To start his day, Jerry Mulligan, the hero of Vincente Minnelli’s 1951 musical An American in Paris, does a curious thing. He’s an ex-G.I. in Paris who lives in a studio above a restaurant and café. It’s a cheap spot—small, like his income, with what little room there is being overwhelmed by clustered bouquets of old paint brushes and studious stacks of better artists’ books. Starting the day at home means, first, giving himself a little room to maneuver.

And so, in order to work, he hoists his bed up to the ceiling with a pulley, grabs a towel from the clothesline above his bed, kicks a stool aside to make way for a fold-out table, corners an overlarge den chair to replace it with one smaller. He opens the patio doors and, taking in the sun for a moment, greets the day—then he hops back to business, setting the table, picking an outfit, setting out the coffee pot. This all happens in a matter of seconds, an automatic series of kicks, spins, and slaps, nimbly matched to the cosmopolitan orchestral swing of George Gershwin’s eponymous jazz suite. Mulligan does it without thinking. And Minnelli’s amused, astonished camera gently pans to and fro, eager to capture what happens in one long and, despite the cluttered setting, spacious image.

It is a ritual: practiced, well-worn and precisely choreographed, with no pretensions to appear otherwise. But Mulligan’s body goes through these motions with refreshed spontaneity, subsuming the practical need to get ready beneath his wary joy at the prospect of a new day and the unlikely possibilities it might provide.

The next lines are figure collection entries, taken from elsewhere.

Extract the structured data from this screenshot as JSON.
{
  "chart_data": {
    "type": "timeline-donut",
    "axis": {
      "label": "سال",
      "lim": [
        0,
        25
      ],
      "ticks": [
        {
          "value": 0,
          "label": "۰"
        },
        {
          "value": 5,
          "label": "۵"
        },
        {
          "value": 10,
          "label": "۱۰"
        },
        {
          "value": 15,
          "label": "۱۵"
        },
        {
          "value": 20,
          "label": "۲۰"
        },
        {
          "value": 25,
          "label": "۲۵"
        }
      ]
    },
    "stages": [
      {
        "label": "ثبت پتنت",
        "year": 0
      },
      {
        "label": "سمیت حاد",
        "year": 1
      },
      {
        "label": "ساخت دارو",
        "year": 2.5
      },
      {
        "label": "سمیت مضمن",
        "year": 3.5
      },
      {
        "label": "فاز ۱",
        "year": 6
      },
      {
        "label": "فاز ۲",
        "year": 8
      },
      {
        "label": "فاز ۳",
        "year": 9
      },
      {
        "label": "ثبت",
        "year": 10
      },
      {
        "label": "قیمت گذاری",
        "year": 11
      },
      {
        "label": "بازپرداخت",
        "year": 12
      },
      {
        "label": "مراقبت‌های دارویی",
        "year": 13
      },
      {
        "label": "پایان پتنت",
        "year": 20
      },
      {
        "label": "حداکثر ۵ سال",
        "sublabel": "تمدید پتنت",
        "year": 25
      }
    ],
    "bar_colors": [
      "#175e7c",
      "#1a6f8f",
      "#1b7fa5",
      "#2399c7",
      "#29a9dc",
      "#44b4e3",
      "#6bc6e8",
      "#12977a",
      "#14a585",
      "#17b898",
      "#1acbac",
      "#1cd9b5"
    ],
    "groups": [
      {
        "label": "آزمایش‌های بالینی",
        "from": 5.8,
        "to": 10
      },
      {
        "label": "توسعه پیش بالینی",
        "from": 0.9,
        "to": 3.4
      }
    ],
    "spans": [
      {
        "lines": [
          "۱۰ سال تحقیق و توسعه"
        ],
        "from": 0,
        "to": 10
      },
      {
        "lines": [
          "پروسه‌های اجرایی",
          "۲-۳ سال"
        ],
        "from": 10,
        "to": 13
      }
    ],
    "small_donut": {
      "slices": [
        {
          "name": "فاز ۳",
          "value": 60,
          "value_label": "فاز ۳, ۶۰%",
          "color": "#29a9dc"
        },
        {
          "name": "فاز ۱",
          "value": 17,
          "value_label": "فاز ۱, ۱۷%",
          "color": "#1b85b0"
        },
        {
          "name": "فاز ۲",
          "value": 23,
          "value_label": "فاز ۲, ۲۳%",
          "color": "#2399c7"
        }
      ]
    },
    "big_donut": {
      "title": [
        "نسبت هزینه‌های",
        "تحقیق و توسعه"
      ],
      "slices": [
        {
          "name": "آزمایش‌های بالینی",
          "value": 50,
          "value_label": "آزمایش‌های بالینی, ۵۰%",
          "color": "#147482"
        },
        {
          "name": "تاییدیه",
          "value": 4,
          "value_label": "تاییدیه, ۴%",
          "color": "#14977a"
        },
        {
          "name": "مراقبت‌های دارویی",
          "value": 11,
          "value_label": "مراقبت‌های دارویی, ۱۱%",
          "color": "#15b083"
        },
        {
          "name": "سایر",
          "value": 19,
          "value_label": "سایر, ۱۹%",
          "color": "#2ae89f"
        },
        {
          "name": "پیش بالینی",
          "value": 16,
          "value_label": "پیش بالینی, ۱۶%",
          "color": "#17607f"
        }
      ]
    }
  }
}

It seems he cannot help but infuse the ritual with feeling.

Mulligan may be a failed painter, but he is nevertheless, in the film’s view, an artist, a man who naturally inflects a routine as banal as tidying up his apartment with a sense of complex expression. He’s an artist by virtue of being played and designed by one: the dance-auteur Gene Kelly, whose peculiar talent as a choreographer and performer was for fashioning the everyday into an excuse for his characters’ creative impulses to run amok. That was his genius—he could make a dance, or a prop, out of anything.